It has been almost a year since I began working in the tea industry and during that time, I have managed to persuade a few people to change their drinking habits. The most important person I have influenced is my wife. She is Mexican and was an ardent coffee drinker.
We import tea from some of the most prestigious tea gardens in the world, from India to Sri Lanka to Kenya. I drink four to five cups of tea a day, initially without the addition of sugar or honey. I then evaluate each invoice and enjoy another cup, this time with some honey. Generally I avoid adding sugar because all tea tastes the same once sugar is added; the same is not true when I add honey.

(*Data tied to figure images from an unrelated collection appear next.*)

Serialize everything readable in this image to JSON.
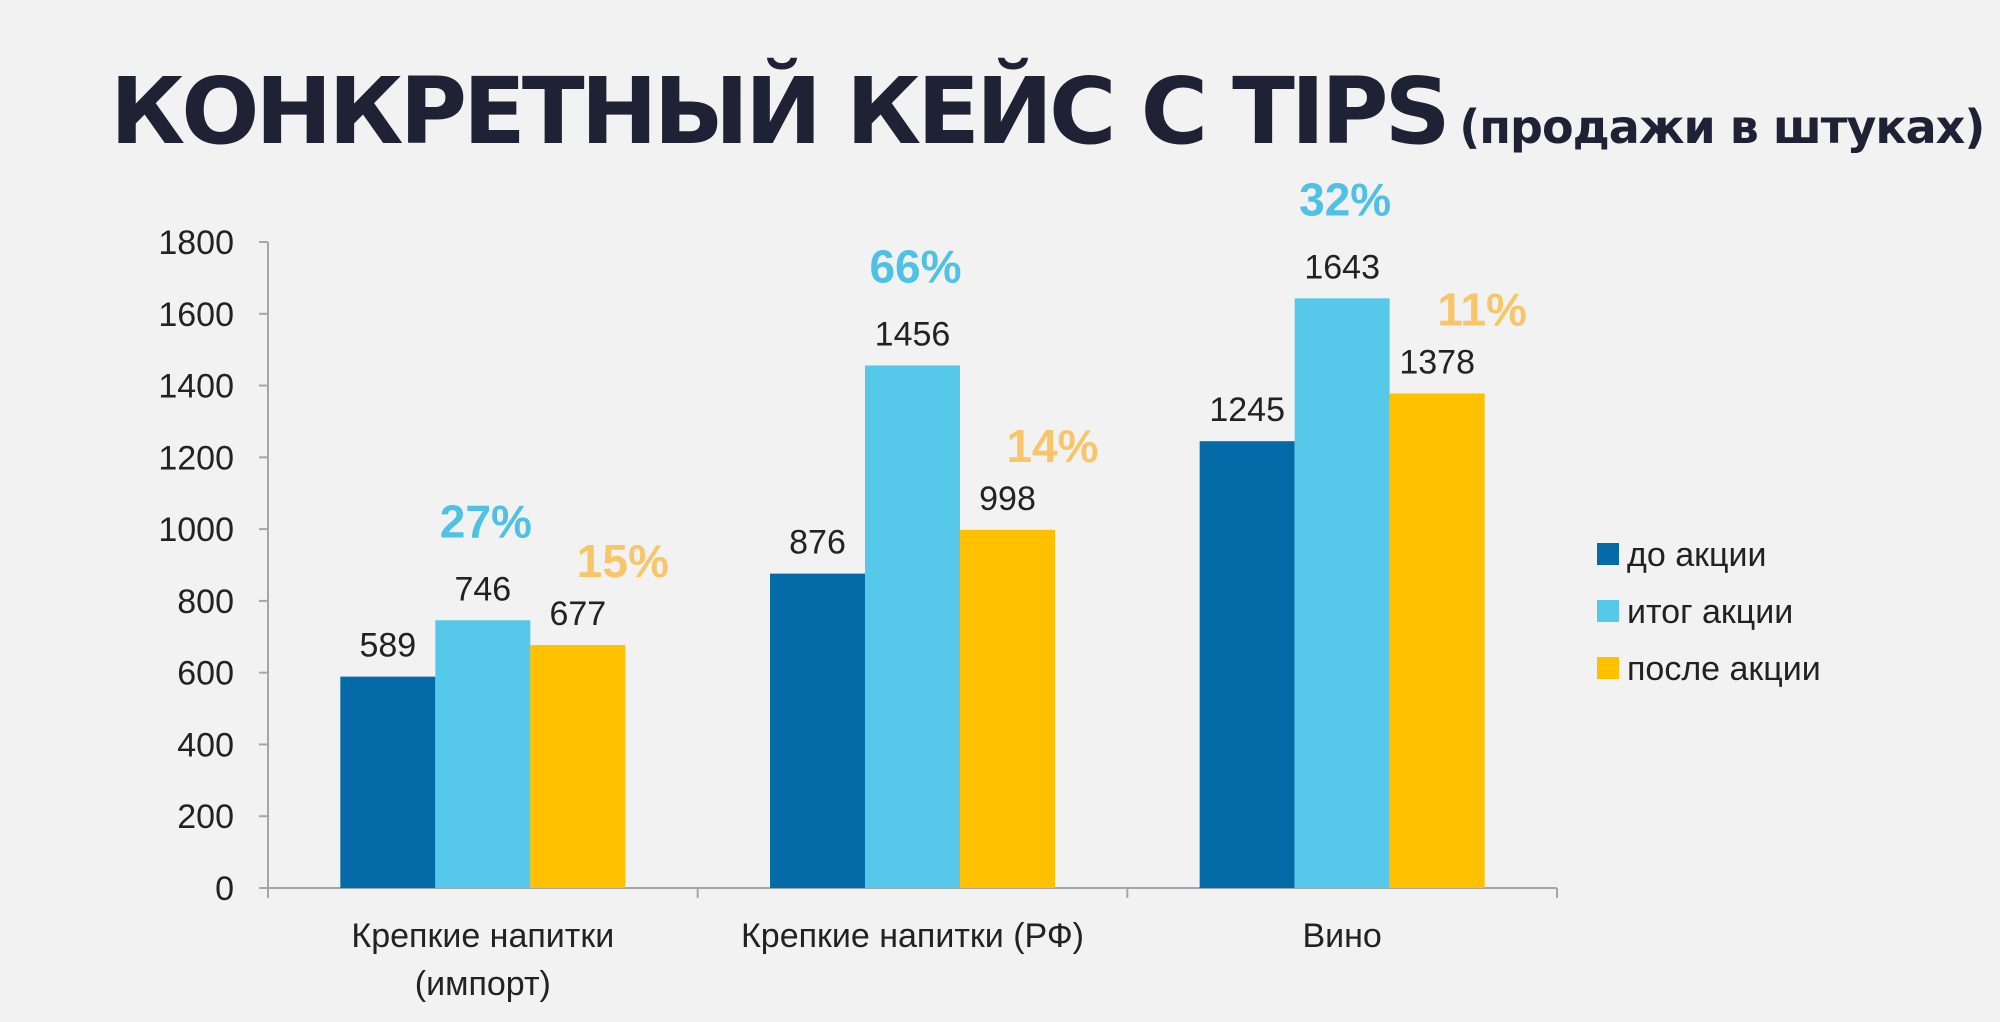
{
  "title": {
    "main": "КОНКРЕТНЫЙ КЕЙС С TIPS",
    "sub": "(продажи в штуках)"
  },
  "colors": {
    "before": "#046ba8",
    "during": "#56c9ea",
    "after": "#ffc000",
    "pct_during": "#4fc1e4",
    "pct_after": "#f7c66a",
    "axis": "#a6a6a6",
    "title": "#1f2235"
  },
  "chart_data": {
    "type": "bar",
    "categories": [
      [
        "Крепкие напитки",
        "(импорт)"
      ],
      [
        "Крепкие напитки (РФ)"
      ],
      [
        "Вино"
      ]
    ],
    "series": [
      {
        "name": "до акции",
        "values": [
          589,
          876,
          1245
        ]
      },
      {
        "name": "итог акции",
        "values": [
          746,
          1456,
          1643
        ]
      },
      {
        "name": "после акции",
        "values": [
          677,
          998,
          1378
        ]
      }
    ],
    "percent_labels": {
      "итог акции": [
        "27%",
        "66%",
        "32%"
      ],
      "после акции": [
        "15%",
        "14%",
        "11%"
      ]
    },
    "ylim": [
      0,
      1800
    ],
    "yticks": [
      0,
      200,
      400,
      600,
      800,
      1000,
      1200,
      1400,
      1600,
      1800
    ],
    "grid": false,
    "legend": "right",
    "xlabel": "",
    "ylabel": ""
  }
}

My wife now drinks five to six cups of tea each day; in fact, she even has a teapot in her office. She finishes her day with an astringent Assam. I feel elated talking with her about grades, flushes, body, taste, flavors, and level of astringency. Now she is becoming an amateur tea taster! Yesterday we tasted and evaluated a first flush Makaibari; from my wife, I learned that the tea has the flavors of biscuit, almonds, and roasted nuts, that it is medium to light bodied with a lingering finish, and that it has a near perfect first flush balance. My wife is an example of how a person can change.

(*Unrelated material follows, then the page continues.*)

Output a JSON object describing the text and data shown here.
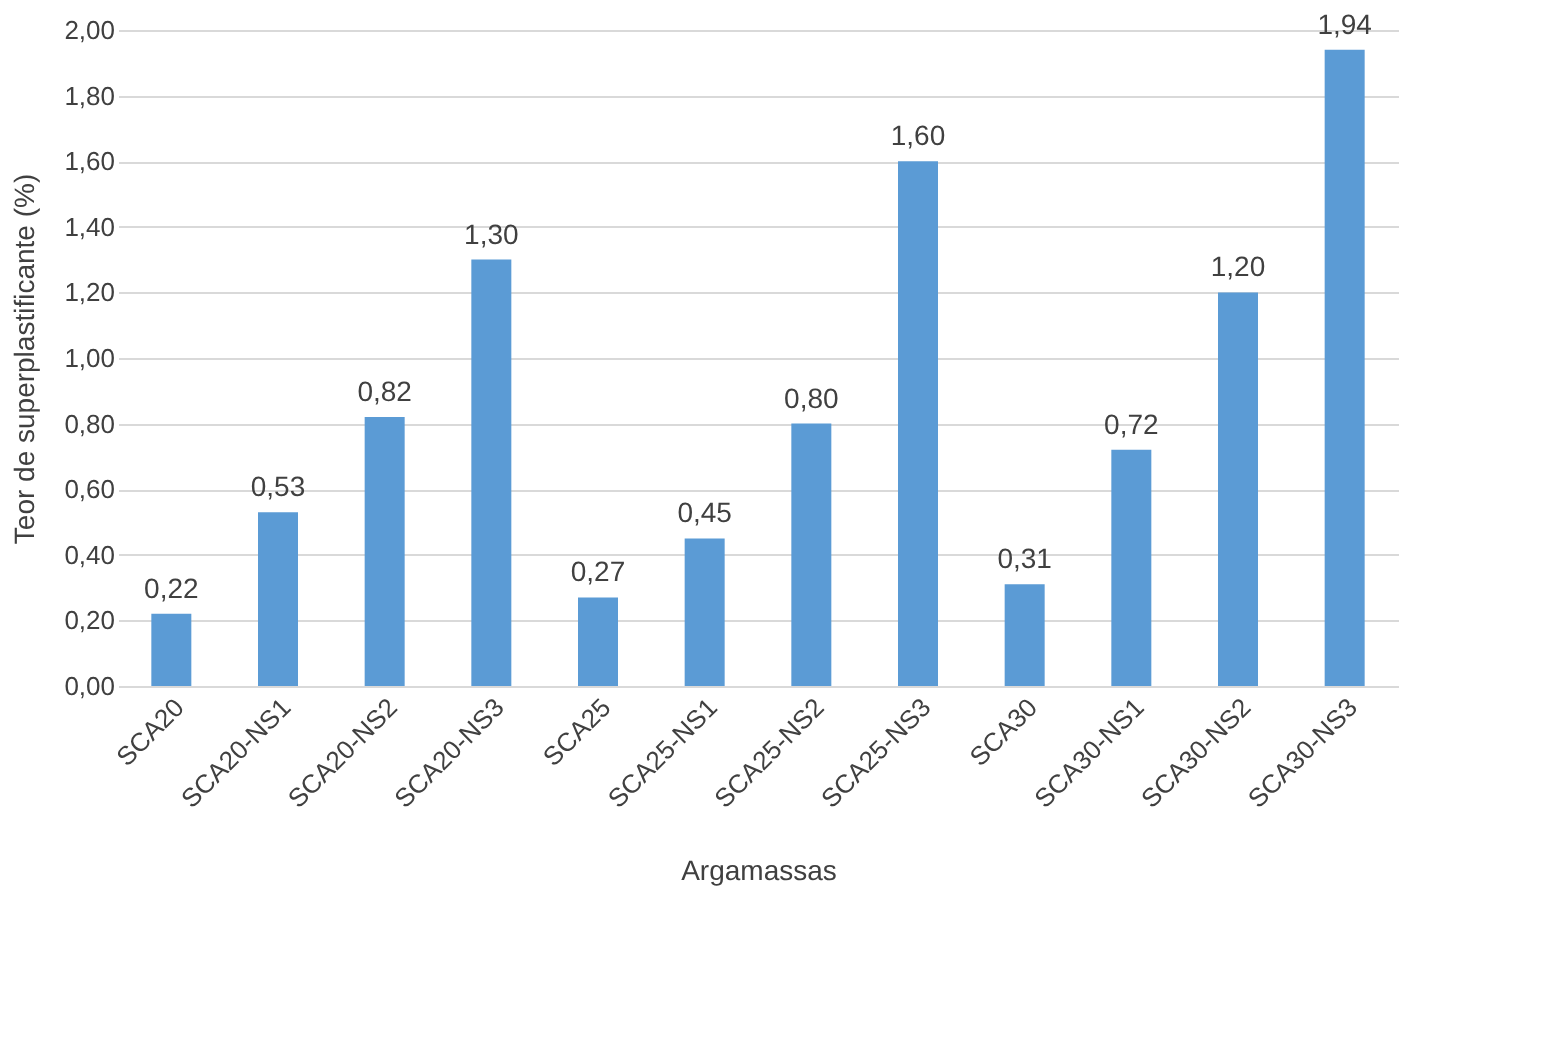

However, my work is not finished here. A few days ago, I received a message from celebrated chef and author of Cooking with Tea, Mr. Robert Wemischner, who is also a T Ching contributor, suggesting a collaboration with a culinary arts school in Mexico. I have been in touch with the chef and director of Le Cordon Bleu in Mexico City, Mr. Patrick Martin. Our tea company is hoping to collaborate with Le Cordon Bleu and Mr. Wemischner to continue the transformation of the Mexican palate when it comes to tea. In addition to serving tea in restaurants, we look forward to introducing main course recipes that include tea as well as desserts that are infused with tea. We see this as a small step toward a new tea culture in Mexico.